I’d had more than enough of this malarkey. “For Gawd’s sake, just go in!” I said, opening the door and giving him a push so that he stumbled into the room.
“Andrew!”
Mrs O’Day was lying on that sofa again, and in a flash he’d pulled up a chair next to her and had hold of her hand.
“Lavinia!”
“It’s been such a shock,” she quavered. “So hard to believe. I trusted her.”
Andrew brought her hand to his lips. “My dear, my dear,” he said, looking into her eyes. “How I wish I’d been here to look after you.”

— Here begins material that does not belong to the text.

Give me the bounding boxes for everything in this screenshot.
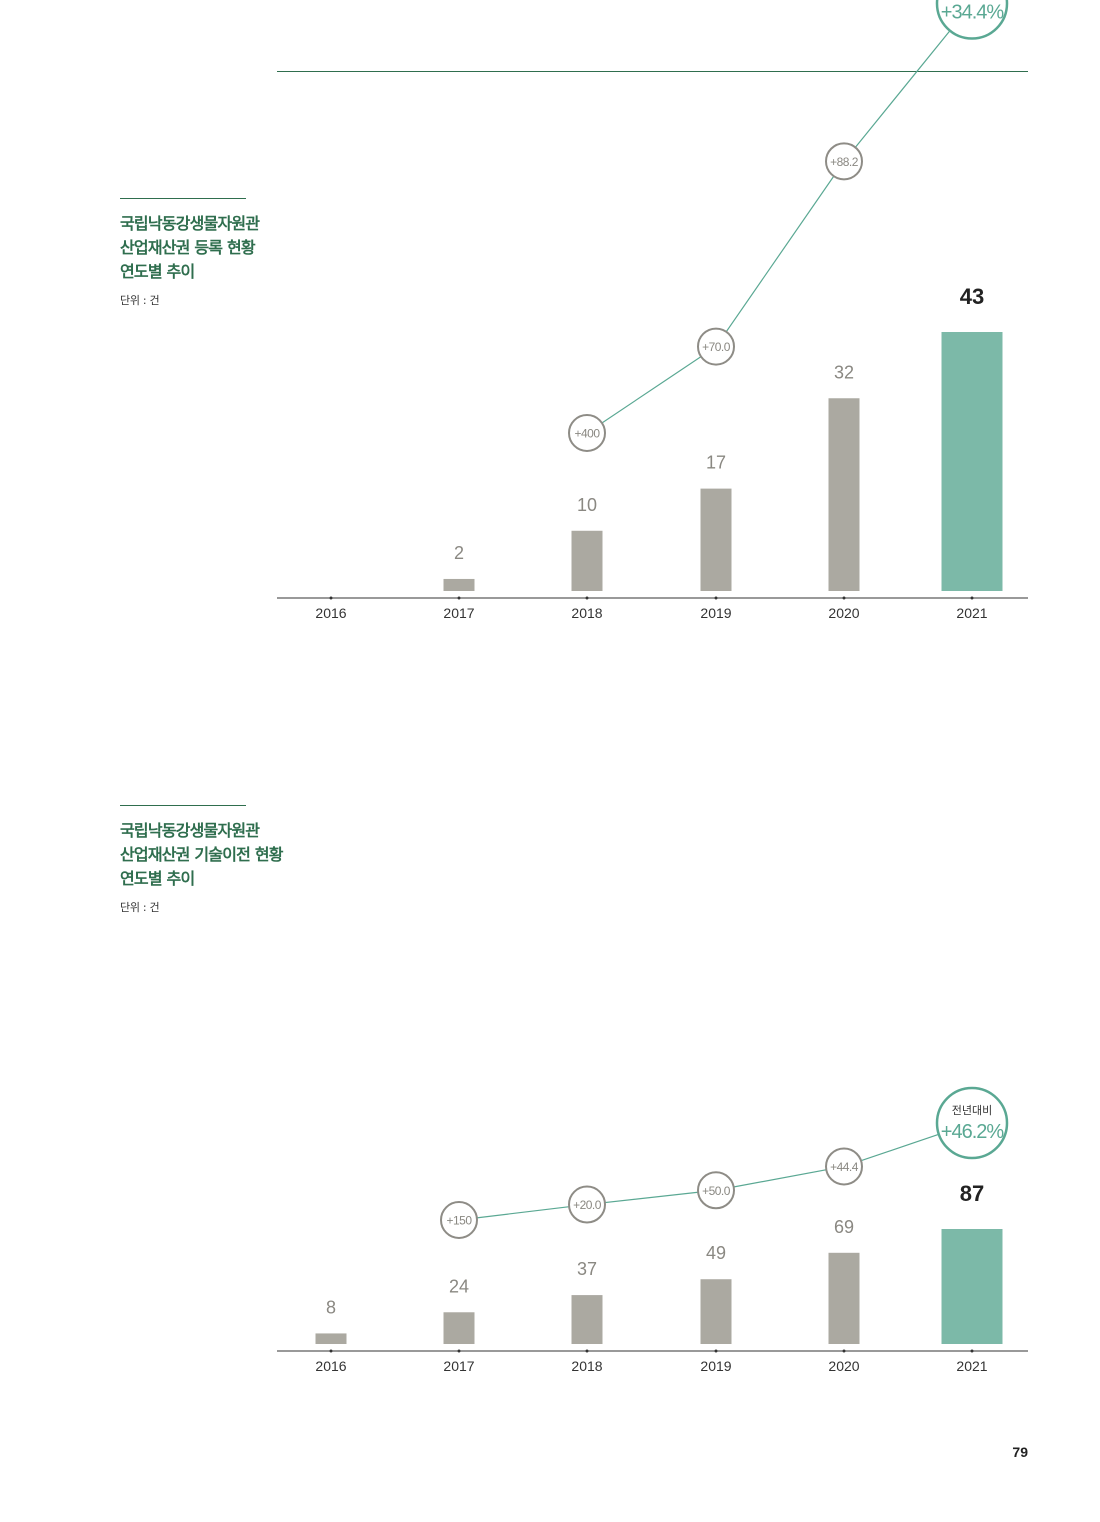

“Oh, Andrew …” She dissolved into tears and I handed her a clean handkerchief.
There were more tears and kisses and handkerchiefs. Finally, we were able to get down to brass tacks, as the saying goes. Remember how Alan’s letter mentioned the reading room? It turned out that the reading room at the public library in Swanston Street was the key to the case.
Andrew was still stewing over the missing letter. Despising the whole Confidential Inquiry Agency as a pack of incompetents, he decided to continue the investigation himself. He followed up the mention of the library, and luckily one of the librarians remembered that, besides medicine, Alan Ross had had a passion for criminology. He regularly read the library’s back copies of the
London Police Gazette and Court Digest
. Sitting in silence, Andrew had flicked through page after page after page. And at last he struck gold. He told us what he found in the Summer 1875 issue.
“There was a report about a sensational trial. The accused was called Annie Cushing, but she was known as the Nasty Nightingale – that is a joke, you see,” he explained. Though Miss Deane and I were bright enough to understand, Mrs O’Day was clearly bewildered by almost everything. “A reference to Miss Florence Nightingale, the famous nurse. The long and short of it is that this Annie Cushing had been nurse companion to an elderly lady, who fell downstairs while sleepwalking and died. She left Annie a substantial legacy. Her nephew thought it was all very suspicious, especially since Annie’s former employer, an elderly gent, tripped into a fishpond and drowned. He too, left her money in his will.
“Anyway, the prosecution couldn’t make it stick. She was acquitted and was believed to have left the country.”